Some sources suggested that this recasting led to a dispute between the director and producer leading to the former's walkout from the film. However, other sources reported that the director Mahesh had creative differences with the cinematographer Rathnavelu, which when brought to Shilpa's attention by the former, was asked to "get out". Subsequently, Ganesh replaced him as the director. The dispute was taken to the Karnataka Film Chamber of Commerce which asked producer Shilpa to compensate Mahesh with an amount of ₹1 lakh. However, Mahesh reportedly denied the compensation leading to a deadlock in early August. It was resolved later that month.

=== Filming ===
Filming for Kool began in Ooty in June 2010, in the Lawrence School. After filming in Ooty and Bengaluru, the next schedule took place in October, in Sakleshpur predominantly in a British era bungalow. Another schedule was reported to be shot in Madikeri when the talkie portions would be completed. It was reported that composer V. Harikrishna would then finish recording the soundtrack following which the production team would travel abroad to film the song sequences. The team subsequently travelled to Egypt, Dubai, Jordan and the Middle East, and wrapped up the final schedule in February 201. Shanker, Ramu and Vishnudev served as dance choreographers. The film completed shooting in a total of 72 filming days. The makers reportedly decided to release the film after the 2011 Cricket World Cup.

==Soundtrack==

V. Harikrishna scored the film's music and for its soundtrack. The soundtrack album consists of five tracks. The album was released on 10 March 2011 and was distributed by the label Think Music.

Track listing
| No. | Title | Singer(s) | Length |
|---|---|---|---|
| 1. | "Chandrana" | Ranjith | 5:41 |
| 2. | "Coffee Hogonvaa" | Ganesh, Priyadarshini | 4:23 |
| 3. | "Inky Pinky" | Naveen Madhav | 4:38 |
| 4. | "Neenu Ninthare" | Shaan, Anuradha Bhat | 4:29 |
| 5. | "Nodutha Nodutha" | Sonu Nigam | 4:44 |
| Total length: |  |  | 23:55 |

== Reception ==
The film received generally negative reviews from critics. Shruti Indira Lakshminarayana from Rediff.com scored 2 out of 5 stars and drew comparison between the characters to those in Shah Rukh Khan's films. She added that, "Dialogues are not that impactful. The comedy does not carry through." She also criticized the newcomer actors in that "none of them make a mark". She further wrote, "Rathnavelu's camerawork adds charm to the song, as well as the second half of the film. Watch Kool if you must. And just like the film, the makers leave it to the audience to figure out why the film has been called so! Kool promised to come as a summer respite but instead adds to the heat". A critic from The New Indian Express opined that "the screenplay is the weakest part of the movie." They wrote, "The technical crew has done their job perfectly, but nothing can be recognised much because of a bad story. Calling the film "just an average affair", they were also critical of Sana Khan's acting performance in that she is "expressionless in most of the sequences", while commending Ganesh's acting.

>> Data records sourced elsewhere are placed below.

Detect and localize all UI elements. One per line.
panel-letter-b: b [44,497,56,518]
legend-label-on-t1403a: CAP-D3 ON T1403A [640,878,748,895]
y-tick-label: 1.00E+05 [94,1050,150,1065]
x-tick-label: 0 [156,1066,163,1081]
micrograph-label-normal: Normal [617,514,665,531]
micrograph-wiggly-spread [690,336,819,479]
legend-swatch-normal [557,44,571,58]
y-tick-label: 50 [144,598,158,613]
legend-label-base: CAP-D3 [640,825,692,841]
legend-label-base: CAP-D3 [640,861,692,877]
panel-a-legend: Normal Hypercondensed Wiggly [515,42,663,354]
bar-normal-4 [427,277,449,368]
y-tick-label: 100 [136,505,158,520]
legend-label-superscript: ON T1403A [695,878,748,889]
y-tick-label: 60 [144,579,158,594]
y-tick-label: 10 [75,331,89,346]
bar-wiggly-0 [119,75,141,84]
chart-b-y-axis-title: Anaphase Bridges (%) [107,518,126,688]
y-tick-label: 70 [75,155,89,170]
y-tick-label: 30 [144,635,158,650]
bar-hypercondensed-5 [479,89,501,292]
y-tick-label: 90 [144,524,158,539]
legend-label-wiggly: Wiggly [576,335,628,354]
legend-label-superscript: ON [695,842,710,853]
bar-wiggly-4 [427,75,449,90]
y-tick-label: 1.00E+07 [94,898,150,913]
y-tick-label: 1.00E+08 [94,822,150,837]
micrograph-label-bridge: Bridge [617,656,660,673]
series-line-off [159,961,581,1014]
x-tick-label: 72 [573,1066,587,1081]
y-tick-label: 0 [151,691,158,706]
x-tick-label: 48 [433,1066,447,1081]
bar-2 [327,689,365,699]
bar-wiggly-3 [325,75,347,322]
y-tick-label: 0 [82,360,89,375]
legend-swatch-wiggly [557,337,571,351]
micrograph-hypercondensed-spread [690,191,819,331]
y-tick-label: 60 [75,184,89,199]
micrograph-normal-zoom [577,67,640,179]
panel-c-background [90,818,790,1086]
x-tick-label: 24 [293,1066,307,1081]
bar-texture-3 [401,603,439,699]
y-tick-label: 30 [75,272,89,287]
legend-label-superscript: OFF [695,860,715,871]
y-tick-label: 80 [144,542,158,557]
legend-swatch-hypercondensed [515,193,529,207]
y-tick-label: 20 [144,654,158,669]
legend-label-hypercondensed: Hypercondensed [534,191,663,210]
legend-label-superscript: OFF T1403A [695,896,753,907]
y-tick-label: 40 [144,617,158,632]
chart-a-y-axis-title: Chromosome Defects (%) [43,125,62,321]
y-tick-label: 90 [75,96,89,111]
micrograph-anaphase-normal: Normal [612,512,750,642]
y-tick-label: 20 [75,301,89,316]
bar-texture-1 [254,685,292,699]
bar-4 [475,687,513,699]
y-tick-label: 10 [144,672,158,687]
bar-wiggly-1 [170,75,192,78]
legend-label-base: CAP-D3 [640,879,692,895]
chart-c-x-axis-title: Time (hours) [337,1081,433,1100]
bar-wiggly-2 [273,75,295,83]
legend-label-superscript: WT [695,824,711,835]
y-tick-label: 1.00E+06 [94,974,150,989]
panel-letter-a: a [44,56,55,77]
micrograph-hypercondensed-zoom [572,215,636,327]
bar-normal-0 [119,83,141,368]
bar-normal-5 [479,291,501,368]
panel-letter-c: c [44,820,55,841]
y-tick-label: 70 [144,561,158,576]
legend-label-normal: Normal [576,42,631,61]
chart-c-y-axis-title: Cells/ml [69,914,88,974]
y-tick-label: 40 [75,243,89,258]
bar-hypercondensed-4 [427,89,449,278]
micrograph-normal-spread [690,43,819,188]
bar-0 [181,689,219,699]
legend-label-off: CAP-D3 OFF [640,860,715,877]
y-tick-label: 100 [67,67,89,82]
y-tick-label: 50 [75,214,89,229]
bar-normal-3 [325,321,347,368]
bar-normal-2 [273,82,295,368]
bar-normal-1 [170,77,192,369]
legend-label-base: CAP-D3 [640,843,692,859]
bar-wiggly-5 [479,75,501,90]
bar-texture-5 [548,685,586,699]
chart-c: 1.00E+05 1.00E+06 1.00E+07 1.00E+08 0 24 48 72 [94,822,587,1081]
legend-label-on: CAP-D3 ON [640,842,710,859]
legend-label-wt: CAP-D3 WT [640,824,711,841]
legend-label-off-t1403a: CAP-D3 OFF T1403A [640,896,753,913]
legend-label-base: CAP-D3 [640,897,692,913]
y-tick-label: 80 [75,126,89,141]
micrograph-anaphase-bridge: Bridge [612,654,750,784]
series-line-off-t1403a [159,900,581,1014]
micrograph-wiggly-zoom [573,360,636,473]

A critic from Bangalore Mirror called the film a "rehash" of Hindi film Kaho Naa... Pyaar Hai (2000) and the Kannada film Ratha Sapthami (1986). They felt that despite the basic premise remaining the same, "the value additions are farcical." They also noted that "no single character is well-defined", and that "[t]hough the film's duration is comparatively shorter, the tedious narration makes it a boring affair." They concluded writing: "Ganesh attempts too many things in this film, making it a mess of everything. He sings, co-writes dialogues, gets his wife to produce the movie. Unwarranted and avoidable." Sharanya C. R. of DNA India wrote, "Unfortunately, what doesn’t quite work is the art of storytelling, which could have been tighter. Ganesh, as a director, is yet to prove his capability but as an actor, he can still rock the screen". Shekhar Hooli of Filmibeat commended Ganesh as an actor and was critical of his direction, screenplay and the narration.